Joan Barreda, was für ein Teufelskerl! Der Spanier gilt schon seither als einer der schnellsten Piloten bei der Rallye Dakar, auf der zweiten Etappe lieferte der 37-Jährige aber eine seiner besten Leistungen ab. Auf Dakar-Leader Toby Price (KTM) fuhr der Honda-Pilot 32 Minuten heraus und übernahm damit selbst die Führung in der Gesamtwertung. Es war bereits der 25. Etappensieg von Barreda.
Teamkollege und Vorjahressieger Ricky Brabec, der wie Barreda auf Etappe 1 von der Route abkam und ebenfalls viel Zeit verlor, machte als Zweiter den Honda-Triumph am zweiten Renntag perfekt.
"Nach dem bitteren Sonntag war ich gezwungen, alles zu geben was ich hatte – ich ging heute all in", jubelte der Honda-Pilot. "Diese Etappe hat mir Spaß gemacht.
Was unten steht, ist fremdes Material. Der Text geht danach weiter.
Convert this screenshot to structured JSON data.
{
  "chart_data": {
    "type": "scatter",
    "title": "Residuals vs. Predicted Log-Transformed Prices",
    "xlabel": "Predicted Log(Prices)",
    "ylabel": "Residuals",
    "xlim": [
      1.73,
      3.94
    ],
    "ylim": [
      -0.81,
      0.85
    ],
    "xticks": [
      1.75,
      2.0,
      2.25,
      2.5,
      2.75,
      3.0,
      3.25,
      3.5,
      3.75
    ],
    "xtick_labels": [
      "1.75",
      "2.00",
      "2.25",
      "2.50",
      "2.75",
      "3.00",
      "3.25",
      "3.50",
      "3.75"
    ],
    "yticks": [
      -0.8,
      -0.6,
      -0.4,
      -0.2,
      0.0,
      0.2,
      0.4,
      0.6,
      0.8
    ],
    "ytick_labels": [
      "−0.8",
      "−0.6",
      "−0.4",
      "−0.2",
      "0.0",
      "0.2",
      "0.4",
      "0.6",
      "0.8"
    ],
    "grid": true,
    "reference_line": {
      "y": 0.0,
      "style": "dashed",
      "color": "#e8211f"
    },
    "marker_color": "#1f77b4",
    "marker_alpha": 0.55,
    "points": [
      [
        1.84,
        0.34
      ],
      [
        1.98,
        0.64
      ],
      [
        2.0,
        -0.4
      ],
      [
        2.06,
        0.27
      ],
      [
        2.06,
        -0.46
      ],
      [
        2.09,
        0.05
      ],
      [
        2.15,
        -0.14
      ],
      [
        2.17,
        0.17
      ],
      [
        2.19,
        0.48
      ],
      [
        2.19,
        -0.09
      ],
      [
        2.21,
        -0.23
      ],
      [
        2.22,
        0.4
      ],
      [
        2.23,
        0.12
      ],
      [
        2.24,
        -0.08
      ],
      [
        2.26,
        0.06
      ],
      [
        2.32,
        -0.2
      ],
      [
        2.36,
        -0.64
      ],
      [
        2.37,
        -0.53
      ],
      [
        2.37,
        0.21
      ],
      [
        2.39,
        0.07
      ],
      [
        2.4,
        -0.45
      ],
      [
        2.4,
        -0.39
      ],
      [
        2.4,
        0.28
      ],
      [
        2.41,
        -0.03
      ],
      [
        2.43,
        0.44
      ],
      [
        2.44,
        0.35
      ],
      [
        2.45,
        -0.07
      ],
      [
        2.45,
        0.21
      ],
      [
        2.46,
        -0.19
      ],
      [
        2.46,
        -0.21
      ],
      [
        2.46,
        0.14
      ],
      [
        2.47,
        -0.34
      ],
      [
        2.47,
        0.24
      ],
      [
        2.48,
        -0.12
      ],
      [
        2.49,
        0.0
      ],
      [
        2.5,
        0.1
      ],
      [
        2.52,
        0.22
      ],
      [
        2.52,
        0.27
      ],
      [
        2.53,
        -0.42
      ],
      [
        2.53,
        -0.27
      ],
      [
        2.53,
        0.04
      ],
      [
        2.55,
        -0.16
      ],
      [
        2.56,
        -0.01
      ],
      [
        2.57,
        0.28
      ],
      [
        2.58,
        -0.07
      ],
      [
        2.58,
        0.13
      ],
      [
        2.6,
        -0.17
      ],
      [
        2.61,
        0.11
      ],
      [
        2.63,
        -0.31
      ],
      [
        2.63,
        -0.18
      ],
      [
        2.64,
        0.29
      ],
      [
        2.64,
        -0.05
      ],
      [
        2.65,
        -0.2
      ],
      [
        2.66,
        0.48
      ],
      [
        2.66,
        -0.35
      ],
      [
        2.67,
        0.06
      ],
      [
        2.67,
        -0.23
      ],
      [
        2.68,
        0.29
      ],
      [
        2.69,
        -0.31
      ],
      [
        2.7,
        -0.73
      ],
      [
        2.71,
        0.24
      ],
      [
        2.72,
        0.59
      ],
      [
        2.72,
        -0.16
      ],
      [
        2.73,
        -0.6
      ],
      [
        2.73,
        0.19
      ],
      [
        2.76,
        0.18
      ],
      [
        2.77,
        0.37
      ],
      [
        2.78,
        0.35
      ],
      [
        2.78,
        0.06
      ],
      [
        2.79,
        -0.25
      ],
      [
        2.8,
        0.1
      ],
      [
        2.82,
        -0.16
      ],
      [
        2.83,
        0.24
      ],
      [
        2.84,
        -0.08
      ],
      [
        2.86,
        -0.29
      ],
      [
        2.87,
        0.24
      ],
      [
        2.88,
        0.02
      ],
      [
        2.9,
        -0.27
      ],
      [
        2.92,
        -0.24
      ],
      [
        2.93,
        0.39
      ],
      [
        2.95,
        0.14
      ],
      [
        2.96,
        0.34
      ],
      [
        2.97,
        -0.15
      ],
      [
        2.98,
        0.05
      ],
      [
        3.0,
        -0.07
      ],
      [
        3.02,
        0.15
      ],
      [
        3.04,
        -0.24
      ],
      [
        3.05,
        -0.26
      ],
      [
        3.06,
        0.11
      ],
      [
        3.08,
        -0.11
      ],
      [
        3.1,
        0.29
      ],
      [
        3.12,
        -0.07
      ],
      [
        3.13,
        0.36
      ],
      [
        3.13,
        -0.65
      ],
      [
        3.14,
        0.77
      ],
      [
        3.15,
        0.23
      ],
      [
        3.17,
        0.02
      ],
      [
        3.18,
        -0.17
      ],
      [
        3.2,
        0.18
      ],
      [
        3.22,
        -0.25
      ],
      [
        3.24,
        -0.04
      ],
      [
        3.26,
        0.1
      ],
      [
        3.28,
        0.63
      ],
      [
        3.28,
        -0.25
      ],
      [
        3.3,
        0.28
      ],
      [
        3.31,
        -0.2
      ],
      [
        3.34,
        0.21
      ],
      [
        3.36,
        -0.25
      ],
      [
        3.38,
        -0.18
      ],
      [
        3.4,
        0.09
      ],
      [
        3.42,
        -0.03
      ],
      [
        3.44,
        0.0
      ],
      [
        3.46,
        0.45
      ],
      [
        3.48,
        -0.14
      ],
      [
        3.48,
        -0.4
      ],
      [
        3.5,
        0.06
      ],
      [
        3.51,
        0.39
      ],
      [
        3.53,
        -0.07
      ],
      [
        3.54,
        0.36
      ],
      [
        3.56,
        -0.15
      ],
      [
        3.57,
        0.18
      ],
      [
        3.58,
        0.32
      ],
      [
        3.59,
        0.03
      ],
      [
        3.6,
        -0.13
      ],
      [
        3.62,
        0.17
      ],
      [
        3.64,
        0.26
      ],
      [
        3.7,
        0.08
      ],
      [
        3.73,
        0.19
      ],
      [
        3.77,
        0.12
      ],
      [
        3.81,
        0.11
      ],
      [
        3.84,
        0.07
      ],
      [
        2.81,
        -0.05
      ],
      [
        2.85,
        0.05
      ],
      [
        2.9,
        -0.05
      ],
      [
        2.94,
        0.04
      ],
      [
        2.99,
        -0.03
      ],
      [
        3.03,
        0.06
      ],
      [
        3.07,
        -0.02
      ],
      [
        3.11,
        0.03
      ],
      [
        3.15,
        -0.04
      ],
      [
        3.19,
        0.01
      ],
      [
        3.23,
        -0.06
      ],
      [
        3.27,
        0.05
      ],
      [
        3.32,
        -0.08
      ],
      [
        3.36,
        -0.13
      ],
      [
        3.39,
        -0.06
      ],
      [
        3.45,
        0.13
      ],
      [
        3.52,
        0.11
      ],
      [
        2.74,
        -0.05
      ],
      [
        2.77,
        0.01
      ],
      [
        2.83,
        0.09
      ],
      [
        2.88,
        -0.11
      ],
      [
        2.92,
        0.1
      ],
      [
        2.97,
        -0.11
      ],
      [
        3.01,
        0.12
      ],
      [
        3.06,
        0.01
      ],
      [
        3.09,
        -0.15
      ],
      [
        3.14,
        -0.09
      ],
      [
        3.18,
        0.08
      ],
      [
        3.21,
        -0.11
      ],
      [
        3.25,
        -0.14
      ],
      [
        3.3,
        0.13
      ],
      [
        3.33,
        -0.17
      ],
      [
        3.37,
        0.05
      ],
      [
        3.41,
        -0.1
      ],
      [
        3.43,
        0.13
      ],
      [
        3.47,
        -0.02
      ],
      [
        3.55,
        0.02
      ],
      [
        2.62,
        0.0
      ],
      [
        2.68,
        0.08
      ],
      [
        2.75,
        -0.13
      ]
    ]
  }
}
Sie war viel schneller ausgelegt, das liegt mir viel besser als zuvor der Enduro-Style. Für den Moment ist alles perfekt. Allerdings steht uns morgen wieder ein langer und schwerer Tag bevor – so ist die Dakar. Wir müssen einen kühlen Kopf bewahren und versuchen, vorne zu bleiben. Es sind noch viele Kilometer zu fahren und wir werden versuchen, so weiter zu machen."
Als Etappensieger muss Barreda aber die morgige Route eröffnen, was immer ein Nachteil ist.